The above answer is not correct based on my experience with econometrics. I hope this adds some additional flavor and intuition to the post linked in the first comment of the OP's question above.
Centered R2 is the usual measure and it effectively assesses the improvement in accuracy that your linear model (with a constant/intercept or not) has over just using the mean. If the model is worse than the mean, R2 is negative (this can't happen with a regression that includes a constant/intercept term). Centered R2 is the same as Nash Sutcliffe Efficiency for y and yhat.
Uncentered R2 is uncommon and just tells you how much of y (rather than variation in y about it's mean) has been explained.
Uncentered R2 is a measure that gives a trophy to the loser for participation, which in this case is explaining the non-varying part of y. Centered R2 gives no points for explaining a non-varying quantity and the score starts at 0 when accuracy is equivalent to the mean.
Following [https://stats.stackexchange.com/a/26205/297006], it seems disingenious that R would provide uncentered R2 when the regression lacks a mean.
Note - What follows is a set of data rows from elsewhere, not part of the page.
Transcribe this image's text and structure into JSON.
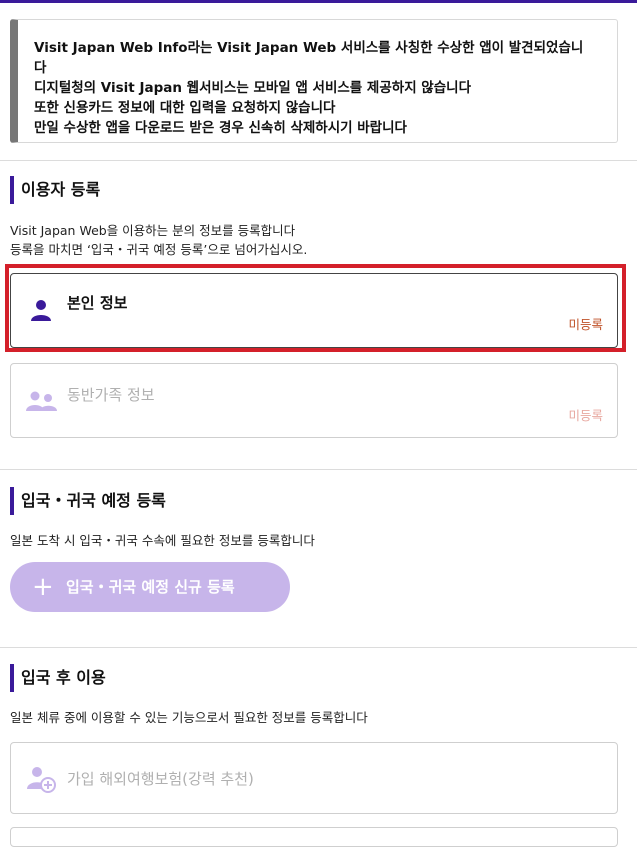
{
  "notice": {
    "lines": [
      "Visit Japan Web Info라는 Visit Japan Web 서비스를 사칭한 수상한 앱이 발견되었습니",
      "다",
      "디지털청의 Visit Japan 웹서비스는 모바일 앱 서비스를 제공하지 않습니다",
      "또한 신용카드 정보에 대한 입력을 요청하지 않습니다",
      "만일 수상한 앱을 다운로드 받은 경우 신속히 삭제하시기 바랍니다"
    ]
  },
  "user_registration": {
    "title": "이용자 등록",
    "desc_line1": "Visit Japan Web을 이용하는 분의 정보를 등록합니다",
    "desc_line2": "등록을 마치면 ‘입국・귀국 예정 등록’으로 넘어가십시오.",
    "self_info": {
      "label": "본인 정보",
      "status": "미등록",
      "icon": "person-icon"
    },
    "family_info": {
      "label": "동반가족 정보",
      "status": "미등록",
      "icon": "family-icon"
    }
  },
  "entry_plan": {
    "title": "입국・귀국 예정 등록",
    "desc": "일본 도착 시 입국・귀국 수속에 필요한 정보를 등록합니다",
    "button_plus": "+",
    "button_label": "입국・귀국 예정 신규 등록"
  },
  "after_entry": {
    "title": "입국 후 이용",
    "desc": "일본 체류 중에 이용할 수 있는 기능으로서 필요한 정보를 등록합니다",
    "insurance_label": "가입 해외여행보험(강력 추천)",
    "insurance_icon": "insurance-person-icon"
  },
  "colors": {
    "brand": "#3a1a9a",
    "status_unregistered": "#c0532a",
    "disabled_text": "#b0b0b0",
    "highlight": "#d4202a",
    "button_disabled": "#c7b5ea"
  }
}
That positive uncentered R2 value very well may be for predictions (yhat) that are worse than the mean (but there's a trophy for you regardless).
I would say never (for econometric analysis, machine learning, and other standard statistical applications) use uncentered R2, but if you do, make sure you don't compare it to centered R2 and assume you have a better fit because the score is higher.
if you center y by subtracting it's mean before the regression and then exclude an intercept term from your regression, then centered R2 and uncentered R2 are identical.